The Netsocket Virtual Network (NVN) is coming to life, as Netsocket is announcing the first full-product instantiation of the framework.
That would be the Netsocket Virtual Edge (NVE), being announced Tuesday. Netsocket pitches NVE as a way for managed service providers to reach small businesses or a customer’s remote offices without having to physically go there — meaning services can be added or enhanced remotely.
NVN, introduced in July, is Netsocket’s version of software-defined networking (SDN), one that counts servers and switches as commodity items. A normal branch deployment might take a branch-office router, an Ethernet switch, and a server; Netsocket says it can replace that setup with an eight-port switch and what it calls the MicroCloud Server, a compact x86-based box.
The MicroCloud Server is 4x4x2 inches at minimum and can host a few services such as a session border controller or additional security.
End customers are meant to be able to install all this themselves, meaning the service provider can physically mail the gear out to the branch and turn up the service remotely. Later, the service provider could sell the customer additional services that would likewise be provisioned remotely.
So for the service provider, most of the attraction to NVE will be on the operational side. “The capex savings are really dwarfed by the opex savings,” says Tricia Hosek, Netsocket’s chief operating officer.
SDN in Virtual Pieces
The bigger picture behind NVE is NVN, a full three-layer (applications, control layer, and infrastructure) SDN apparatus made up of virtual machines.
The infrastructure layer is comprised of two virtual machines that sit in the MicroCloud Server: the vFlowSwitch for Layer 3 forwarding and the vRemoteAgent, an orchestration and automation element that has a corresponding piece out in the cloud.

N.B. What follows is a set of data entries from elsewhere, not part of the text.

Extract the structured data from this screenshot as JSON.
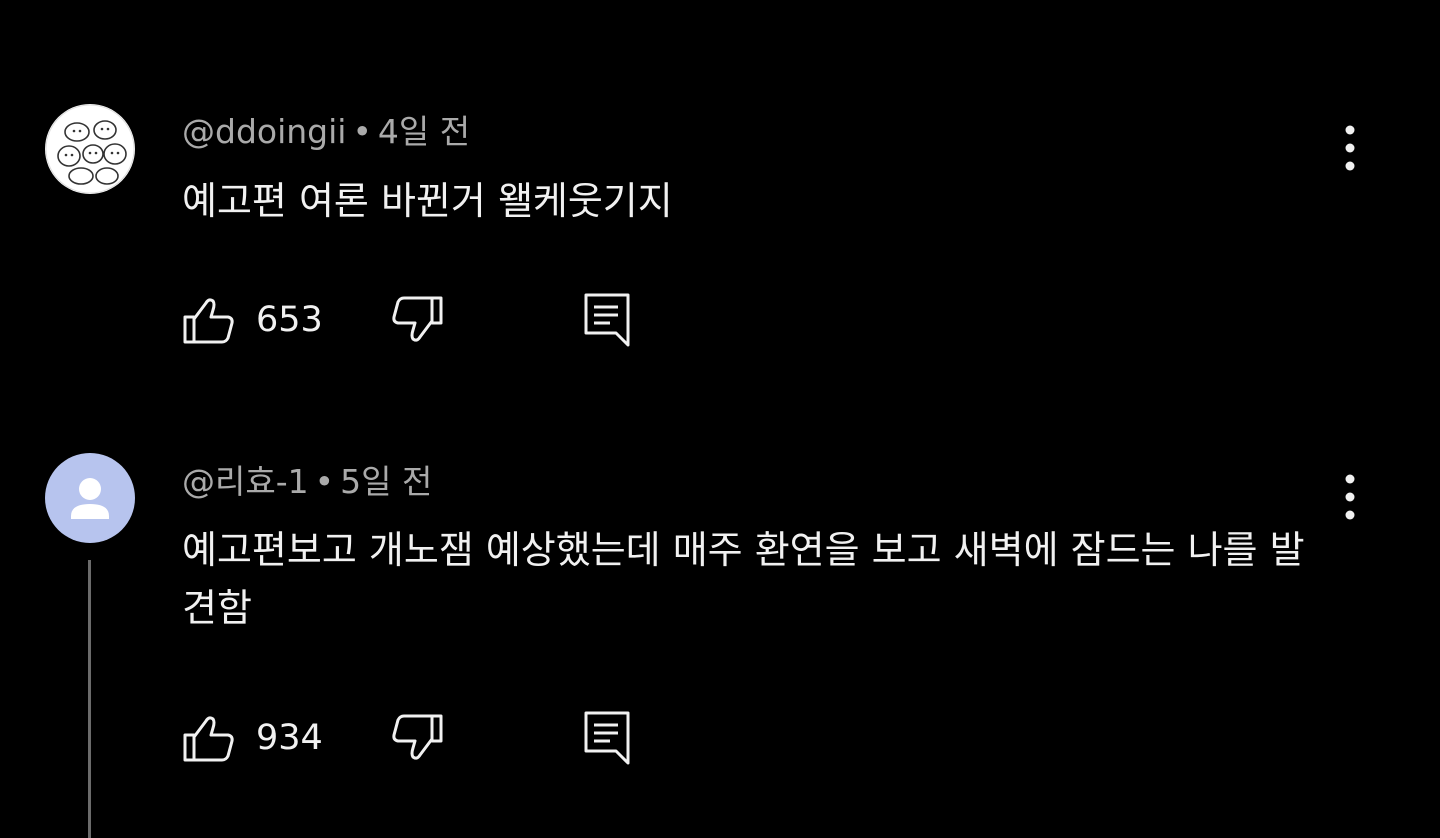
{
  "comments": [
    {
      "handle": "@ddoingii",
      "separator": "•",
      "time": "4일 전",
      "text": "예고편 여론 바뀐거 왤케웃기지",
      "likes": "653"
    },
    {
      "handle": "@리효-1",
      "separator": "•",
      "time": "5일 전",
      "text": "예고편보고 개노잼 예상했는데 매주 환연을 보고 새벽에 잠드는 나를 발견함",
      "likes": "934"
    }
  ],
  "icons": {
    "like": "thumbs-up-icon",
    "dislike": "thumbs-down-icon",
    "reply": "reply-comment-icon",
    "more": "more-vert-icon",
    "avatar_default": "person-silhouette-icon"
  },
  "colors": {
    "background": "#000000",
    "meta_text": "#aaaaaa",
    "body_text": "#f1f1f1",
    "default_avatar": "#b7c4ee"
  }
}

The key piece of the controller layer is the vFlowController, which issues Layer 2-4 forwarding instructions to the network. The vFlowController, in turn, receives its orders from the vNetCommander up at the application layer; this is the interface that the service provider uses to tell the network what an application wants.
“We’re taking the benefits of the virtualization that’s happening already in the data center — it’s been happening for years — and moving them to the edge of the network,” says Dave Corley, Netsocket’s director of product management.
The first customer to deploy NVE is Catapult Systems, a Microsoft integrator. NVE is also in trials with a couple of managed service providers and is about to start trials with a Tier 1 service provider, Hosek says. Netsocket is lining up a distributor as well and is hoping to announce that partnership next month.
What About Old-School Netsocket?
Netsocket was originally in the network assurance business but made NVN its priority last year. By October, NVN was drawing enough attention that Netsocket decided to license out the network assurance business to Nectar Services Corp., which provides network management and monitoring software for unified communications.
The business and “a few” people have now completed the transition to Nectar, Hosek says. Netsocket held onto the related patents, which it will be using in vNetOptimizer, an application coming out this summer that automates certain network repairs.